O Dio, che hai voluto che il tuo Figlio donasse la vita per radunare l’umanità dispersa, accogli la nostra offerta e per questo sacrificio eucaristico, segno di unità e di pace, fa’ che tutti gli uomini si riconoscano fratelli.

O Dio, che ci hai nutriti con l’unico pane e l’unico calice, suscita in noi uno spirito nuovo di umana comprensione e di ospitalità evangelica verso i nostri fratelli lontani dalla famiglia e dalla patria, e fa’ che un giorno meritiamo di ritrovarci tutti insieme nella tua casa.

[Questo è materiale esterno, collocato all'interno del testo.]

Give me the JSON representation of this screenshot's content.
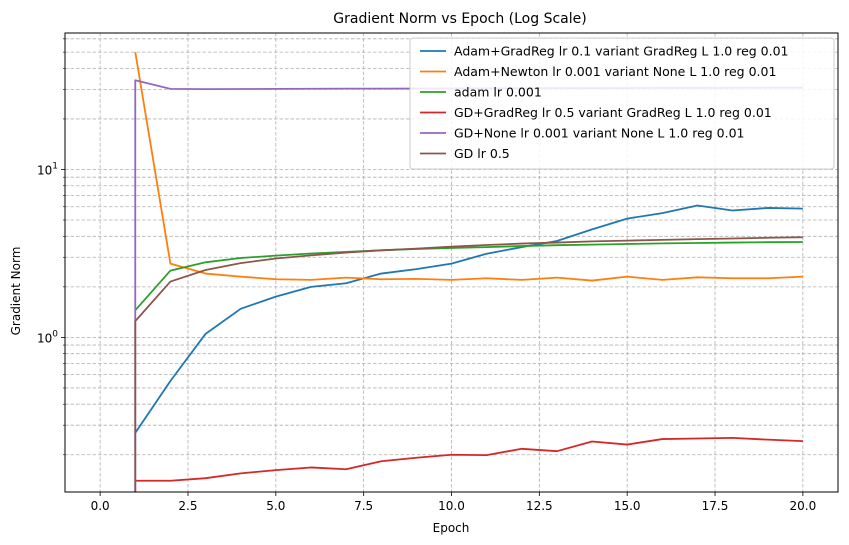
{
  "chart_data": {
    "type": "line",
    "title": "Gradient Norm vs Epoch (Log Scale)",
    "xlabel": "Epoch",
    "ylabel": "Gradient Norm",
    "xlim": [
      -1.0,
      21.0
    ],
    "ylim": [
      0.12,
      65
    ],
    "yscale": "log",
    "grid": true,
    "legend_position": "top-right",
    "x_ticks": [
      {
        "value": 0.0,
        "label": "0.0"
      },
      {
        "value": 2.5,
        "label": "2.5"
      },
      {
        "value": 5.0,
        "label": "5.0"
      },
      {
        "value": 7.5,
        "label": "7.5"
      },
      {
        "value": 10.0,
        "label": "10.0"
      },
      {
        "value": 12.5,
        "label": "12.5"
      },
      {
        "value": 15.0,
        "label": "15.0"
      },
      {
        "value": 17.5,
        "label": "17.5"
      },
      {
        "value": 20.0,
        "label": "20.0"
      }
    ],
    "y_major_ticks": [
      {
        "value": 1,
        "base": "10",
        "exp": "0"
      },
      {
        "value": 10,
        "base": "10",
        "exp": "1"
      }
    ],
    "y_minor_ticks": [
      0.2,
      0.3,
      0.4,
      0.5,
      0.6,
      0.7,
      0.8,
      0.9,
      2,
      3,
      4,
      5,
      6,
      7,
      8,
      9,
      20,
      30,
      40,
      50,
      60
    ],
    "series": [
      {
        "name": "Adam+GradReg lr 0.1 variant GradReg L 1.0 reg 0.01",
        "color": "#1f77b4",
        "x": [
          1,
          2,
          3,
          4,
          5,
          6,
          7,
          8,
          9,
          10,
          11,
          12,
          13,
          14,
          15,
          16,
          17,
          18,
          19,
          20
        ],
        "y": [
          0.27,
          0.55,
          1.05,
          1.48,
          1.75,
          2.0,
          2.1,
          2.4,
          2.55,
          2.75,
          3.15,
          3.45,
          3.75,
          4.4,
          5.1,
          5.5,
          6.1,
          5.7,
          5.9,
          5.85
        ]
      },
      {
        "name": "Adam+Newton lr 0.001 variant None L 1.0 reg 0.01",
        "color": "#ff7f0e",
        "x": [
          1,
          2,
          3,
          4,
          5,
          6,
          7,
          8,
          9,
          10,
          11,
          12,
          13,
          14,
          15,
          16,
          17,
          18,
          19,
          20
        ],
        "y": [
          50,
          2.75,
          2.4,
          2.3,
          2.22,
          2.2,
          2.27,
          2.22,
          2.23,
          2.2,
          2.25,
          2.2,
          2.27,
          2.18,
          2.3,
          2.2,
          2.28,
          2.25,
          2.25,
          2.3
        ]
      },
      {
        "name": "adam lr 0.001",
        "color": "#2ca02c",
        "x": [
          1,
          2,
          3,
          4,
          5,
          6,
          7,
          8,
          9,
          10,
          11,
          12,
          13,
          14,
          15,
          16,
          17,
          18,
          19,
          20
        ],
        "y": [
          1.45,
          2.5,
          2.8,
          2.97,
          3.07,
          3.16,
          3.23,
          3.3,
          3.36,
          3.41,
          3.45,
          3.5,
          3.54,
          3.57,
          3.6,
          3.63,
          3.65,
          3.67,
          3.69,
          3.7
        ]
      },
      {
        "name": "GD+GradReg lr 0.5 variant GradReg L 1.0 reg 0.01",
        "color": "#d62728",
        "x": [
          1,
          2,
          3,
          4,
          5,
          6,
          7,
          8,
          9,
          10,
          11,
          12,
          13,
          14,
          15,
          16,
          17,
          18,
          19,
          20
        ],
        "y": [
          0.14,
          0.14,
          0.145,
          0.155,
          0.162,
          0.168,
          0.164,
          0.183,
          0.192,
          0.2,
          0.199,
          0.217,
          0.21,
          0.24,
          0.23,
          0.248,
          0.25,
          0.252,
          0.246,
          0.241
        ]
      },
      {
        "name": "GD+None lr 0.001 variant None L 1.0 reg 0.01",
        "color": "#9467bd",
        "x": [
          1,
          1,
          2,
          3,
          4,
          5,
          6,
          7,
          8,
          9,
          10,
          11,
          12,
          13,
          14,
          15,
          16,
          17,
          18,
          19,
          20
        ],
        "y": [
          0.1,
          34,
          30.2,
          30.1,
          30.15,
          30.2,
          30.25,
          30.3,
          30.3,
          30.35,
          30.4,
          30.4,
          30.45,
          30.5,
          30.5,
          30.55,
          30.6,
          30.6,
          30.65,
          30.7,
          30.7
        ]
      },
      {
        "name": "GD lr 0.5",
        "color": "#8c564b",
        "x": [
          1,
          1,
          2,
          3,
          4,
          5,
          6,
          7,
          8,
          9,
          10,
          11,
          12,
          13,
          14,
          15,
          16,
          17,
          18,
          19,
          20
        ],
        "y": [
          0.1,
          1.25,
          2.15,
          2.52,
          2.77,
          2.95,
          3.08,
          3.2,
          3.3,
          3.38,
          3.47,
          3.55,
          3.62,
          3.67,
          3.73,
          3.77,
          3.81,
          3.85,
          3.88,
          3.92,
          3.95
        ]
      }
    ]
  }
}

O Padre, che hai mandato il tuo Figlio a condividere le nostre fatiche e le nostre speranze e hai posto in lui il centro della vita e della storia, guarda con bontà a quanti migrano per lavoro lungo le vie del mondo, perché trovino ovunque la solidarietà fraterna che è libertà, pace e giustizia nel tuo amore.

Padre santo, che da ogni lingua e nazione hai voluto creare un solo popolo nuovo, fa’ che la comunione al corpo e al sangue del tuo Figlio ci liberi da ogni egoismo e divisione, e ci trasformi in una comunità di fratelli uniti nello stesso spirito.